Ему вдруг захотелось быть «а».
Он увидел, что он с Лав с глазу на глаз, даже ресницы их сомкнулись, объединившись против переполняющей сердце печали. И они излились друг в друга.
Когда Клэй заканчивал свои бдения, глубокой ночью, он переживал в своей одинокой комнатушке великую боль, потому что Лав улетучивалась, и только чернила на пальцах напоминали о том, что она здесь была.
Ему не оставалось ничего другого, как идти к Мадж, на родительское ложе, в неуверенности, что он поднимется с него на другое утро. Ему было холодно-холодно.
Мадж повернулась к нему и сказала:
— Клэй, я поругалась с мистером Тезорьеро из-за турнепса. Сказала ему: как вы можете рассчитывать, что у вас будут покупать такие дохлые овощи.
Но Клэй уже спал; в то утро он и в самом деле, впервые за много лет, не поднялся с постели, когда по дому разнеслись металлические трели будильника.
Клэй Скеррит продолжал ходить на таможню. К нему уже там привыкли, привыкли даже к его длинным патлам.
Когда Клэю вздумалось как-то раз наведаться к мистеру Мак-Джилливри, его встретил там какой-то молоденький итальяшка:
— Нет его! Нет! Мак-Джилливри помер. Когда ж это будет-то? Лет пять назад. Или шесть.
И Клэй ушел.
То, что это должно было когда-нибудь случиться с Мак-Джилливри, вполне естественно. Неестественно было все вокруг. Эти притворщики-дома. Этот вспученный асфальт.
И он увидел тонкий каблучок, застрявший в трещине, который пытались выдернуть. Увидел обладательницу. Увидел. Увидел.
Она обернулась и сказала:
— Да, хорошо вам. На низких каблуках. Проваливай.
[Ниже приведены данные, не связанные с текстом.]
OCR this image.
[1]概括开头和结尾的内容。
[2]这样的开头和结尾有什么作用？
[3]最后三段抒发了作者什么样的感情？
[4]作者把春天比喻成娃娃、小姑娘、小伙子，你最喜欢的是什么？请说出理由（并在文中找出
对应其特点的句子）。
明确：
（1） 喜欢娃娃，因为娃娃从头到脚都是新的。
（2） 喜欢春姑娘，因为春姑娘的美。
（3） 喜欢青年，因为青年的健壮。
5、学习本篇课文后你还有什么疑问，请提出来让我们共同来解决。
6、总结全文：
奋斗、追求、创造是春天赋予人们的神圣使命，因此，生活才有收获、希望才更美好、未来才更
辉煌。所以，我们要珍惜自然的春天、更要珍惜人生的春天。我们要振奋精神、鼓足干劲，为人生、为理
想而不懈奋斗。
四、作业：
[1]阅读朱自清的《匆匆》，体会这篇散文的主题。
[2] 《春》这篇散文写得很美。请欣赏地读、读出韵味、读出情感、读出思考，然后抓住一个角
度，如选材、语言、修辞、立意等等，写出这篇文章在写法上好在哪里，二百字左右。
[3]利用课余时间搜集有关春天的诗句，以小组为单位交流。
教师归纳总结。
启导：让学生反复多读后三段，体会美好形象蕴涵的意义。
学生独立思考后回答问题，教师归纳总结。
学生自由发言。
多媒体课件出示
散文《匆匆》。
И продолжала выдергивать каблук.
— Но, Лав! — Он протянул к ней руки.
На ней был свитер из медовых сот.
— Ну! — сказала она и рассмеялась.
— Значит, ты так вот?
— Да, вот так!
У него дрожали руки, ее можно было ухватить за серенький цвета овсянки свитер.
— Вот еще не хватало стоять тут болтать посреди Военной Дороги с каким-то патлатым кретином. Хотя бы даже и с тобой!
— Давай говорить разумно!
— Что значит разумно?
Он не мог объяснить ей этого. Как если б она спросила, что такое любовь.
— Ты что, знать меня не желаешь? — спросил Клэй.
— Я тебя знаю, — ответила она с той безразличной точностью, с какой катер пришвартовывает к причалу. — Мне надо идти.
И продолжала крутить каблук.
— Я ведь шел за чем-то, — припомнил Клэй. — Что же это такое было? Может, семечки для попугая?
— Может, моя тетка Фанни?
Она выдернула, наконец, каблук, асфальт треснул и осел ровными шуршащими клочьями черной бумаги.
Если б только он мог объяснить, что любовь нельзя объяснить.